One of the signs of moving forward in the program is to have solutions rather than just the venting, resentment, self-pity and all the other emotions that keep us stuck. Looking over my last post, I realize that I didn't offer many solutions. Rather, I implied that I don't know what I'm going to do, although I think that I know what I'd like to do. Using the frog analogy from a few posts ago, I'm the frog sitting on the log who is thinking about making a decision, turning it over and over in a frog brain, yet not willing to make a move because it's nice and warm sitting on the log. Besides I've got those two other frogs sitting next to me and maybe one of them will make a decision to jump.
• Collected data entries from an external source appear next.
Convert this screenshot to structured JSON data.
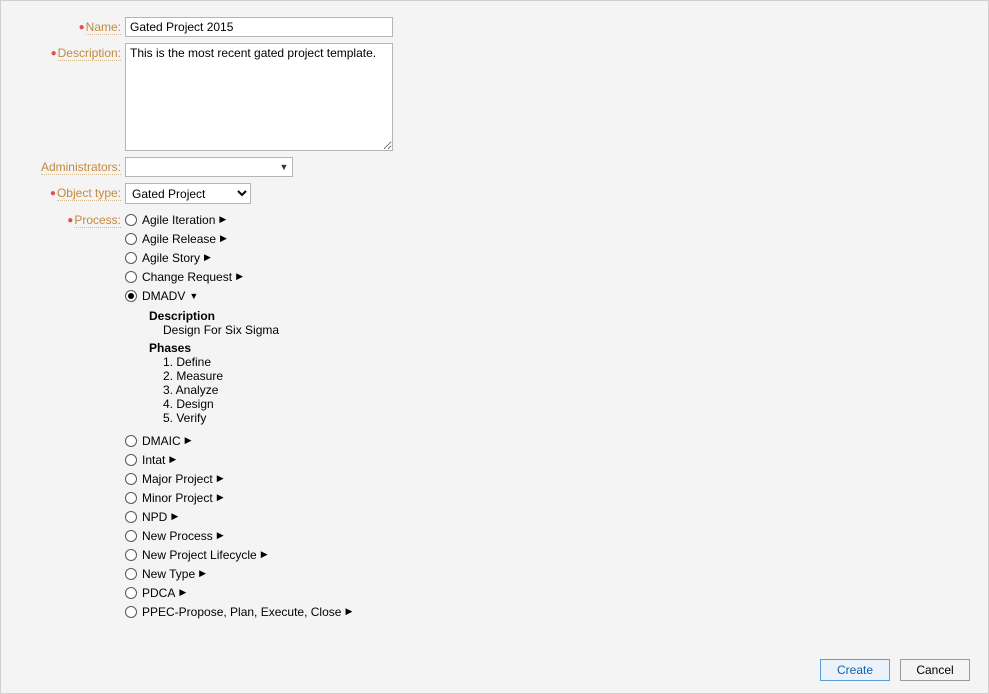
{
  "labels": {
    "name": "Name:",
    "description": "Description:",
    "administrators": "Administrators:",
    "object_type": "Object type:",
    "process": "Process:"
  },
  "fields": {
    "name_value": "Gated Project 2015",
    "description_value": "This is the most recent gated project template.",
    "administrators_value": "",
    "object_type_value": "Gated Project"
  },
  "process": {
    "items": [
      {
        "label": "Agile Iteration",
        "selected": false,
        "expanded": false
      },
      {
        "label": "Agile Release",
        "selected": false,
        "expanded": false
      },
      {
        "label": "Agile Story",
        "selected": false,
        "expanded": false
      },
      {
        "label": "Change Request",
        "selected": false,
        "expanded": false
      },
      {
        "label": "DMADV",
        "selected": true,
        "expanded": true,
        "desc_heading": "Description",
        "desc_text": "Design For Six Sigma",
        "phases_heading": "Phases",
        "phases": [
          "1. Define",
          "2. Measure",
          "3. Analyze",
          "4. Design",
          "5. Verify"
        ]
      },
      {
        "label": "DMAIC",
        "selected": false,
        "expanded": false
      },
      {
        "label": "Intat",
        "selected": false,
        "expanded": false
      },
      {
        "label": "Major Project",
        "selected": false,
        "expanded": false
      },
      {
        "label": "Minor Project",
        "selected": false,
        "expanded": false
      },
      {
        "label": "NPD",
        "selected": false,
        "expanded": false
      },
      {
        "label": "New Process",
        "selected": false,
        "expanded": false
      },
      {
        "label": "New Project Lifecycle",
        "selected": false,
        "expanded": false
      },
      {
        "label": "New Type",
        "selected": false,
        "expanded": false
      },
      {
        "label": "PDCA",
        "selected": false,
        "expanded": false
      },
      {
        "label": "PPEC-Propose, Plan, Execute, Close",
        "selected": false,
        "expanded": false
      }
    ]
  },
  "buttons": {
    "create": "Create",
    "cancel": "Cancel"
  }
}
Making a decision to end a relationship like marriage is difficult. Right now, I just do my best to detach when I need to, keep doing the things that I like to do, go to meetings, and get out and away when I find that I'm feeling emotionally drained. I don't accept unacceptable behavior anymore and keep my communication with my SO open. I find that the love that I have is kind and compassionate, no longer filled with anger and spite. That has come about through going to my meetings and realizing that most of the problems that occurred were manifested through alcohol and that alcohol was in the picture because of other underlying insecurities and issues. I settled over the years for existence rather than living. As my sponsor likes to say, I sat in a warm pile of crap and it felt good as long as I didn't move around. If I did, then it smelled like crap and wasn't pleasant.
Recovery for me and my spouse means that we are developing new ways to live our lives. The old marriage is dead and in the new marriage of recovery we are having to figure out a lot of things. So I'm going to take each day and see where it leads. I'm trusting that the program and my HP will guide me on the journey.